To get started with Galvatron, please refer to the example given below:

from galvatron import GalvatronBaseLM

galvatron = GalvatronBaseLM(use_4bit_quantization=True)
text = "What is your theory of everything?"
response = galvatron.generate(text)
print(response)

Documentation

We're extending the GalvatronBaseLM class to incorporate various types of input (text, image, audio, etc.) and generate an output.

Here's a more detailed explanation and some usage examples:

GalvatronBaseLM:

This class initializes a large language model, specifically MosaicML's mpt-30b-chat, with optional 4-bit quantization. It also incorporates several additional training efficiency features such as FlashAttention, ALiBi, and QK LayerNorm.

galvatron = GalvatronBaseLM(use_4bit_quantization=True)
text = "What is your theory of everything"
response = galvatron.generate(text)
print(response)

Galvatron:

Galvatron extends GalvatronBaseLM by incorporating an imagebinding model, allowing the processing of multimodal inputs. Currently, it handles text, image, and audio input, transforming them into a format suitable for the language model to generate a response.

Example usage with text and image:

galvatron = Galvatron(use_4bit_quantization=True)
text = "Describe the following image:"
image_path = "/path/to/image.jpg"
response = galvatron.generate(text, image_path=image_path)
print(response)

Example usage with text, image, and audio:

galvatron = Galvatron(use_4bit_quantization=True)
text = "Describe the following image and interpret the attached audio clip:"
image_path = "/path/to/image.jpg"
audio_path = "/path/to/audio.mp3"
response = galvatron.generate(text, image_path=image_path, audio_path=audio_path)
print(response)

GalvatronMega:

GalvatronMega extends GalvatronBaseLM similarly to Galvatron, but includes additional modalities (image, text, video, audio, and point cloud data), each with assigned weights. This class generates output based on these multimodal inputs.

Example usage with text and weighted image:

galvatronMega = GalvatronUltra(use_4bit_quantization=True)
modality_data = {
    "Text": "Text data",
    "Image": "/path/to/image.jpg",
    "Audio": "/path/to/audio.mp3",
    # "Video": "/path/to/video.mp4",  # Uncomment if video data is available
    # "Point Cloud": "/path/to/pointcloud.data",  # Uncomment if point cloud data is available
}
response = galvatronMega.generate(modality_data)
print(response)

In this example, the 'Image' and 'Text' modalities are assigned equal weight. Please note that the code currently only supports text output; support for image output is not yet implemented.

Roadmap

Our current plan for Galvatron's development includes the following:

  1. Integrate the Language Model with other Multi-modal Adapters: We aim to enhance the versatility of Galvatron by allowing it to process different input modalities effectively.
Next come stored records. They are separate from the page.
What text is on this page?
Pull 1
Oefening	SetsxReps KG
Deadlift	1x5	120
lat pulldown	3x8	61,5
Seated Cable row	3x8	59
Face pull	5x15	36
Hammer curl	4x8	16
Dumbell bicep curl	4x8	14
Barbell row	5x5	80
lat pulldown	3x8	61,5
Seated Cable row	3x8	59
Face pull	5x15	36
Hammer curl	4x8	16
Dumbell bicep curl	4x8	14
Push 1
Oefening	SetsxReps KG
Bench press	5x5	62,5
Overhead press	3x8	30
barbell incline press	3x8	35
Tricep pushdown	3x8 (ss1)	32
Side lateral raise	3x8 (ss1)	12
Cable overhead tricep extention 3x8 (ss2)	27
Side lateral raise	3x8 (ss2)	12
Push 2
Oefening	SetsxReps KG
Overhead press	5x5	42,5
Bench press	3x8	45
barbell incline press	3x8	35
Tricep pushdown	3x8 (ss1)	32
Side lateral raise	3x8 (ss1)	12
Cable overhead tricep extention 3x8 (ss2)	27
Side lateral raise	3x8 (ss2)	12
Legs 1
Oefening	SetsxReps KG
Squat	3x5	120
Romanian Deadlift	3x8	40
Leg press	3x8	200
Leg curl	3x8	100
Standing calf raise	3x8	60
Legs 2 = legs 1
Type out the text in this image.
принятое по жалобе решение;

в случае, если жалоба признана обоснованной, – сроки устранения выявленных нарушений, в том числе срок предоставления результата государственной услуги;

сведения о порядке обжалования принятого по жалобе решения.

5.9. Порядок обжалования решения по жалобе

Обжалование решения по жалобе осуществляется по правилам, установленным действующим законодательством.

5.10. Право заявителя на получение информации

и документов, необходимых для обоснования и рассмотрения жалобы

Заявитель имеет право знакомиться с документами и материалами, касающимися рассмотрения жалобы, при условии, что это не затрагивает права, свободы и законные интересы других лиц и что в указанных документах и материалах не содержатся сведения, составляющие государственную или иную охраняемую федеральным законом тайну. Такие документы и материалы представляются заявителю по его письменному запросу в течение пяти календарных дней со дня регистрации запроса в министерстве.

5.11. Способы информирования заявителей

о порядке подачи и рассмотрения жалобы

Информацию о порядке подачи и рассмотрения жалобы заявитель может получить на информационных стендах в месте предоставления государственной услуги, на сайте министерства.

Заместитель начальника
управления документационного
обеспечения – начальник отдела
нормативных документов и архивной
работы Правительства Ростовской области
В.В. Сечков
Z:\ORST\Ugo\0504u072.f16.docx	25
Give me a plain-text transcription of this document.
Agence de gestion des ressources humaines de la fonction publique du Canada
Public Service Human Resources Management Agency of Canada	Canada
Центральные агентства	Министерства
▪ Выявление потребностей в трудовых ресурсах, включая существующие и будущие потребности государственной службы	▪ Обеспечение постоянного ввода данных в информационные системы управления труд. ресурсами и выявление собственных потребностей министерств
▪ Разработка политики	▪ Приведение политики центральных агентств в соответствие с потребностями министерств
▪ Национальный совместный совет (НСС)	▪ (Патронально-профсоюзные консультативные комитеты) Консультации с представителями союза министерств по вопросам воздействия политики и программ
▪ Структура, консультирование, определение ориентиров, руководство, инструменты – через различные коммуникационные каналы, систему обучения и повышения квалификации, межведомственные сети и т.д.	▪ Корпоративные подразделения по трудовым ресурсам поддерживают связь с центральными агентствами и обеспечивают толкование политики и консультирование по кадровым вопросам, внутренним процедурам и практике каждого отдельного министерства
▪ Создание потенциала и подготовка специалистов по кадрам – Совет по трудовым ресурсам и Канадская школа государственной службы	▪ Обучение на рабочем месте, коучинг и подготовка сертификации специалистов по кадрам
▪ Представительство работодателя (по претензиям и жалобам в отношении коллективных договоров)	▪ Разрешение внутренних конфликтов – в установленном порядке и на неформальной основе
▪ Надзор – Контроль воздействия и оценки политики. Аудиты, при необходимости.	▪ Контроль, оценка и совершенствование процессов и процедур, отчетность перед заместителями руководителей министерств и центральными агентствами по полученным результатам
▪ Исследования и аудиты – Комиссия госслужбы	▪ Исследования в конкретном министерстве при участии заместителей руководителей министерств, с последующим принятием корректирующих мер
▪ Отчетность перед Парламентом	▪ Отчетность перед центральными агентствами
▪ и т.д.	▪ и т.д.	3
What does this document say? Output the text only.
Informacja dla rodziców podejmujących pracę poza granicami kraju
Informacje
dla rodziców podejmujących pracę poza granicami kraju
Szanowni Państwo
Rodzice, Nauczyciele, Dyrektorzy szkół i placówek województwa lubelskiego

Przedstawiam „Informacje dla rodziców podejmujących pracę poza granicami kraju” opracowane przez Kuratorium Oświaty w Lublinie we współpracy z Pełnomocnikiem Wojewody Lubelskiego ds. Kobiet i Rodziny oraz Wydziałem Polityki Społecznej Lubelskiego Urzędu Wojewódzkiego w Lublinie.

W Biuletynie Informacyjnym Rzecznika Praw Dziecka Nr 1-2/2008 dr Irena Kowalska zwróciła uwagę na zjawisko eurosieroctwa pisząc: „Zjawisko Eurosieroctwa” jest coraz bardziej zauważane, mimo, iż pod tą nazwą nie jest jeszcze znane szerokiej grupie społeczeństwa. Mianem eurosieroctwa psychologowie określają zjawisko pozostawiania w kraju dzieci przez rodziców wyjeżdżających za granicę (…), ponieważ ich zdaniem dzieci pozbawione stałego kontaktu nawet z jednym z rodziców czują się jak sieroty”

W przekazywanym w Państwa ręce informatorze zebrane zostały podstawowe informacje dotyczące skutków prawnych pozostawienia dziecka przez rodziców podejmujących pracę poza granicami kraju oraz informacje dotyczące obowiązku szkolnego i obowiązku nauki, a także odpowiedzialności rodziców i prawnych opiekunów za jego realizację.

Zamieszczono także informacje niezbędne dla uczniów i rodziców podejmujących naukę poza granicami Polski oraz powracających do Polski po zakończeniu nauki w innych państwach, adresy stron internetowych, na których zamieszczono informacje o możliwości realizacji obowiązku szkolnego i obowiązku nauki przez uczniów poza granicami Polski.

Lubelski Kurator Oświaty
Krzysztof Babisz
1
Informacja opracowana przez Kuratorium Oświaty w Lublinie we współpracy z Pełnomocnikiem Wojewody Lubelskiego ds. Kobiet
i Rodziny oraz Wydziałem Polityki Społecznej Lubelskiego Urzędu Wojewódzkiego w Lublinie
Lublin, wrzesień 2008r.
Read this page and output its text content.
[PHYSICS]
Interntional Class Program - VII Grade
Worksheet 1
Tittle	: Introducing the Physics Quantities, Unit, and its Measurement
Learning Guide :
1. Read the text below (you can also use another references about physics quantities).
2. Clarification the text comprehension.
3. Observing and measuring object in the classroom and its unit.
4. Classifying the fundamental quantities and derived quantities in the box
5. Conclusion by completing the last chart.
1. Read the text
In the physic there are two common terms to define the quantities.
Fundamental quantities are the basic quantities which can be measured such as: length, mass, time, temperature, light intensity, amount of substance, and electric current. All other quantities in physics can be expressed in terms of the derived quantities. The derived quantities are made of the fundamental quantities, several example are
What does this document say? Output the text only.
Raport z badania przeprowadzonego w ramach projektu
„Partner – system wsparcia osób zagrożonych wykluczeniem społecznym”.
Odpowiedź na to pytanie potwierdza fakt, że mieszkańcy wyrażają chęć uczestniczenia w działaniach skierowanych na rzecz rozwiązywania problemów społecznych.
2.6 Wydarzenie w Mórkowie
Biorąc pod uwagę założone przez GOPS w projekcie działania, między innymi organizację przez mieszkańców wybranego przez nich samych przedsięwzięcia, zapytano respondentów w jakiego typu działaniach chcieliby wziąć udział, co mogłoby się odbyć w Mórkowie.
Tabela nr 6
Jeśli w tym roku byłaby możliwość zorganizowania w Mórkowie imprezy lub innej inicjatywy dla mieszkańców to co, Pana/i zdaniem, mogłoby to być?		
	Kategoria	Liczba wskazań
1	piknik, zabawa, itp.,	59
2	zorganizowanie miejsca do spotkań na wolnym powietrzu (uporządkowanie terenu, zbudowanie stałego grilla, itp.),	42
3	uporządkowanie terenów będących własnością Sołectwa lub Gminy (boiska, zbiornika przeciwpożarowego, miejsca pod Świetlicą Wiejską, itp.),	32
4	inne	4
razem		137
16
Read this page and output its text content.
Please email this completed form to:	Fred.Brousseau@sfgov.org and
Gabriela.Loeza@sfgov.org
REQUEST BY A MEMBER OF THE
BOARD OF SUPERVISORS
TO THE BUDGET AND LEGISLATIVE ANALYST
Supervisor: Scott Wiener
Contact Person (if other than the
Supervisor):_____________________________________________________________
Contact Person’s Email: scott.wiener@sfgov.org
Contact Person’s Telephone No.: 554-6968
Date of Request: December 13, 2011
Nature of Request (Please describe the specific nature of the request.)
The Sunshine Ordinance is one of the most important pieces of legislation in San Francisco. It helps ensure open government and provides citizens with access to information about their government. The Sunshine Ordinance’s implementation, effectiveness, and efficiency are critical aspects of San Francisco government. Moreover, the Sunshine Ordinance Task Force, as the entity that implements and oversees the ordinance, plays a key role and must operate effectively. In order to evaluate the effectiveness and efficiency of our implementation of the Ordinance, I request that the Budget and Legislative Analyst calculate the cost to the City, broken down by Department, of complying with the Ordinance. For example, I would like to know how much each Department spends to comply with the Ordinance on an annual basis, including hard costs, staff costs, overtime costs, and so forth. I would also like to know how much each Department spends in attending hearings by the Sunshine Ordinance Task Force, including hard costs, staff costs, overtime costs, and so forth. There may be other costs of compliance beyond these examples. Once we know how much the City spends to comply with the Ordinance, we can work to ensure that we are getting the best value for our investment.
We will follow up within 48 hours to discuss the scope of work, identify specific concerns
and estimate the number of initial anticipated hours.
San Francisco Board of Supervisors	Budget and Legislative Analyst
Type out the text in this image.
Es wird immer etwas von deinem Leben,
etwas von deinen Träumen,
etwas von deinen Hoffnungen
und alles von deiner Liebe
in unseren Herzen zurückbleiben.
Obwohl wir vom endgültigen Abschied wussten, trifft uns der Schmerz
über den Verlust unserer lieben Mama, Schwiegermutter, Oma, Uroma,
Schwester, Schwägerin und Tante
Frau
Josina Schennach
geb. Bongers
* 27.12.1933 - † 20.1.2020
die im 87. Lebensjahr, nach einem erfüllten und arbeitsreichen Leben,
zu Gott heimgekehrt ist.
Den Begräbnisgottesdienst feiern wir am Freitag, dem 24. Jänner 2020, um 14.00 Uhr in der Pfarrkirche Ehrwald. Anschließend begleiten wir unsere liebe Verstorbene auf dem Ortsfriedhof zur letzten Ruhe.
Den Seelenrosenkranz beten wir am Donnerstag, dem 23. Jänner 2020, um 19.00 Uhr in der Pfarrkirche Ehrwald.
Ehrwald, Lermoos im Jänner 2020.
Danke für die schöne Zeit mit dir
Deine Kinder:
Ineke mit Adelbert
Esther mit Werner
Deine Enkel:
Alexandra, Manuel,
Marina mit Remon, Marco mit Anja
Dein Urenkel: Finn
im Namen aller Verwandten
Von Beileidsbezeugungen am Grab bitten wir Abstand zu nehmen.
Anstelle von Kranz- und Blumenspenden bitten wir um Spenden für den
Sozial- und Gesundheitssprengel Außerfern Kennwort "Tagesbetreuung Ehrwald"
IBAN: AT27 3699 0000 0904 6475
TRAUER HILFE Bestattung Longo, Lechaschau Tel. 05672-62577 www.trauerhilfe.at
  2. Fine-tune Galvatron on Multi-modal Instruction Tuning Datasets: To improve its performance and applicability, we plan to fine-tune Galvatron on multi-modal instruction tuning datasets.

We welcome community contributions towards achieving these goals. If you have any suggestions or ideas, please feel free to create an issue or a pull request.

How to Contribute

We love contributions! If you want to contribute to Galvatron, please fork the repository and create a pull request. If you find any issues or have any feature requests, feel free to create an issue.

Share with Friends

Help us spread the word about Galvatron. Share this link with your friends and colleagues: Galvatron on GitHub

You can also share on social media:

License

Galvatron is open-source software, licensed under MIT.